Above photo: Getty Images
Consuming fashion these days is a rather mindless affair: Enter store, pick something out, try on, purchase, take home. The question of how said clothing got there in the first place usually doesn't even come to mind. In fact many of us are blind to the process of how garments are made—and the sad part is, if we were more informed, we'd often be downright horrified.
Photo: Getty Images
It's widely accepted that fashion is one of the most wasteful industries in the world—it's reported to be the second largest polluter globally (oil nabs the top spot). Workers in the garment trade are known to be grossly underpaid and expected to produce high-volume output in often dismal conditions. The rise of fast fashion is a large part of the problem—these garments are intended to be worn for one season then thrown away and are typically made with cheap textiles that have an incredibly short shelf life.
Fleeting trends hit us from all angles, only to be replaced by something newer and shinier months later—as such, clothes are discarded at lightning speed. It's a vicious cycle, one that (for the record) we all perpetuate in different ways.

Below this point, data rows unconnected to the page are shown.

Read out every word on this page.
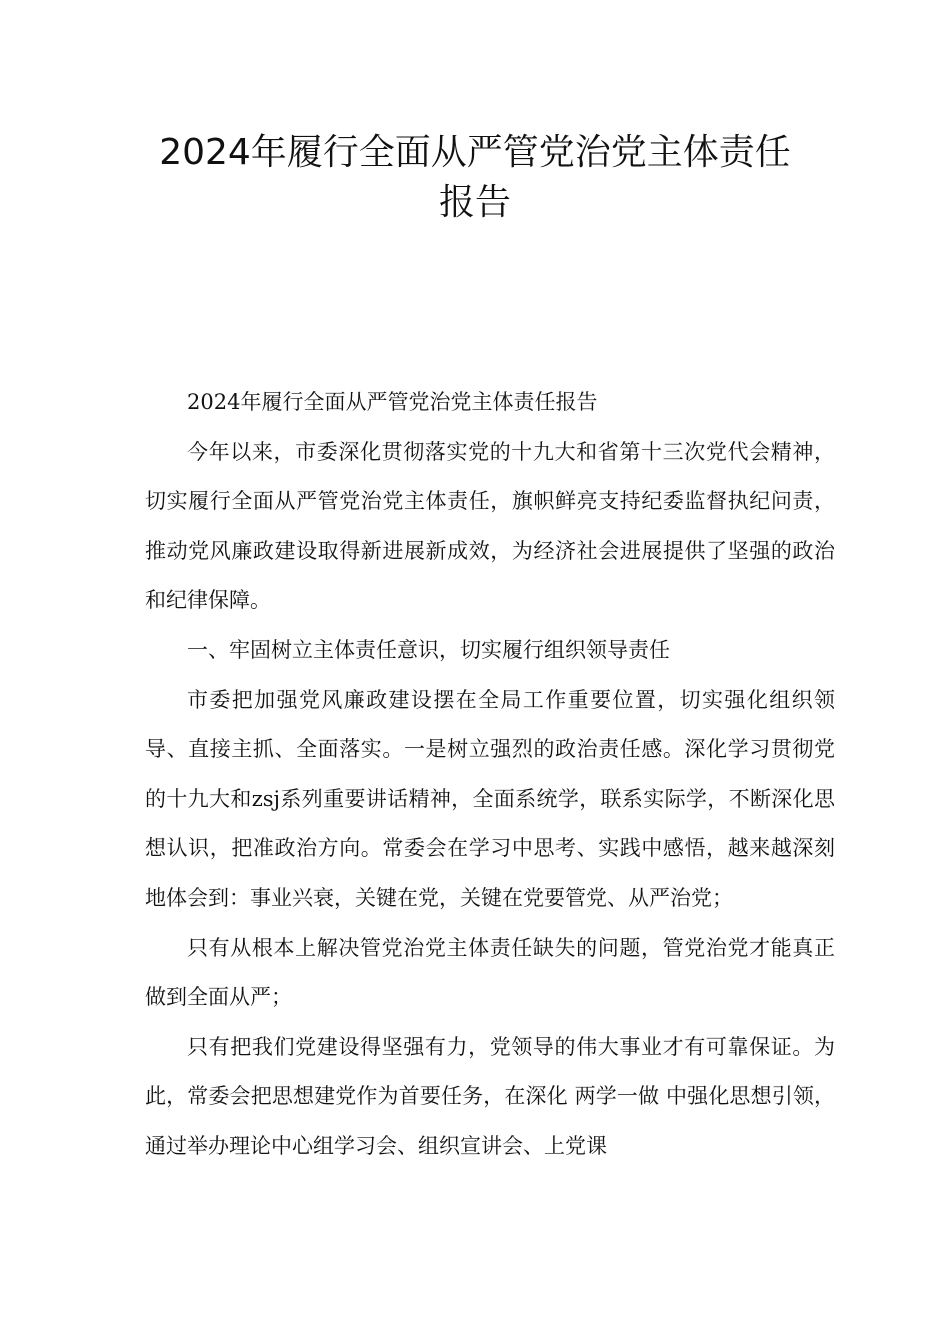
2024年履行全面从严管党治党主体责任
报告

2024年履行全面从严管党治党主体责任报告

今年以来，市委深化贯彻落实党的十九大和省第十三次党代会精神，切实履行全面从严管党治党主体责任，旗帜鲜亮支持纪委监督执纪问责，推动党风廉政建设取得新进展新成效，为经济社会进展提供了坚强的政治和纪律保障。

一、牢固树立主体责任意识，切实履行组织领导责任

市委把加强党风廉政建设摆在全局工作重要位置，切实强化组织领导、直接主抓、全面落实。一是树立强烈的政治责任感。深化学习贯彻党的十九大和zsj系列重要讲话精神，全面系统学，联系实际学，不断深化思想认识，把准政治方向。常委会在学习中思考、实践中感悟，越来越深刻地体会到：事业兴衰，关键在党，关键在党要管党、从严治党；

只有从根本上解决管党治党主体责任缺失的问题，管党治党才能真正做到全面从严；

只有把我们党建设得坚强有力，党领导的伟大事业才有可靠保证。为此，常委会把思想建党作为首要任务，在深化 两学一做 中强化思想引领，通过举办理论中心组学习会、组织宣讲会、上党课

The purpose of this piece isn't to make you feel overwhelmed with guilt for purchasing that $20 going-out top—but rather to shed light on the realities of the industry, so we all understand what kind of impact we have when we swipe our credit cards.
Many companies have emerged in recent years with a sustainable, conscious ethos at the core of their business. Reformation, a cult favorite among coastal fashion girls, employs energy-efficient practices and uses recycled materials for its unique trend-forward-meets-vintage aesthetic. Ralph Lauren recently announced its policy to sustainably source wood-based fabrics like viscose and rayon "in an effort to eliminate sources connected to the destruction of the rainforest and the violation of human rights," according to a press release from the brand. Even H&M has its Conscious Collection, a product of the retailer's commitment to "work intensely to increase the share of sustainably sourced fabrics and materials in our clothes," according to its 2015 Sustainability Report. These efforts all relate largely to improving supply chains and waste management, which certainly contributes to the greater good of the environment.
One brand that's making a splash in a way that focuses more on the garment workers themselves is Patagonia, which emphasizes fair-trade product. The term fair trade is not one that's thrown around frequently in fashion—many associate it with perishable goods like coffee and chocolate. And while we may generally grasp that it pertains to the ethical sourcing and production of goods, many of us don't have an earnest understanding of it.
A fair-trade certification indicates that a portion of a product's price directly benefits those who make it. Brands pay a premium on each item produced, and that money goes into a fund controlled by workers, who decide (via a democratically elected committee) how it's allocated, whether in the form of a cash bonus or a contribution to a community program like a child-care center. The goal is to improve the community's standard of living and foster a proper, livable wage (garment workers have long been one of the lowest income-earners across all industries).
Some may question why factory workers don't always opt for the cash bonus—but one mustn't forget the conditions they're subject to. Some communities lack basic economic, social and environmental necessities. Things like uniforms, undergarments, helmets and bike racks are essentials that help these men and women get to work and safely go about their day. Funds for these tools (which, again, the workers themselves vote on) help systematically improve the community.
Patagonia created a short film to help emphasize the impact of its fair-trade program, and it's quite eye-opening. Considering the real human impact of the fashion industry puts things in perspective—one that makes you reconsider if you really need that inexpensive dress you'll wear once.
So how can consumers find more information on ethically produced goods? Unfortunately, it's not as easy as it should be. "There is no one website where you can get this information," notes Patagonia's Social and Environmental Responsibility Manager Thuy Nguyen. "Much of it is confidential. It's confidential because it's owned by the factory, and [outside companies who contract with them] can't disclose the ins and outs. As a consumer, it's on you." (Fair Trade USA's website does provide a landing page of apparel and home goods brands that officially partner with the program.)
Of course, this lack of transparency proves inconvenient for consumers—and it's something we hope to see change as the marketplace demands higher standards. Ways to incite change on an individual level include supporting companies like Patagonia that already have a social responsibility program in place, as well as holding companies accountable by contacting them for more information on their core values and where and how they source.
"In addition to purchasing products that are fair-trade certified, one of the best things consumers can do to support ethical manufacturing is spread the word—engage with your favorite brands and ask them where their products are made and about the working conditions in those factories," says Thuy. "Ask them how they ensure workers are treated fairly and have a safe working environment, learn about their mission statement and supplier code of conduct, and let them know that programs like fair trade are important to you. Take those learnings and share them with your friends and family and inspire them to get involved. Most companies won't change their business practices until they see a consumer demand, so make your voice heard and use your purchasing power to stand up for the values you support."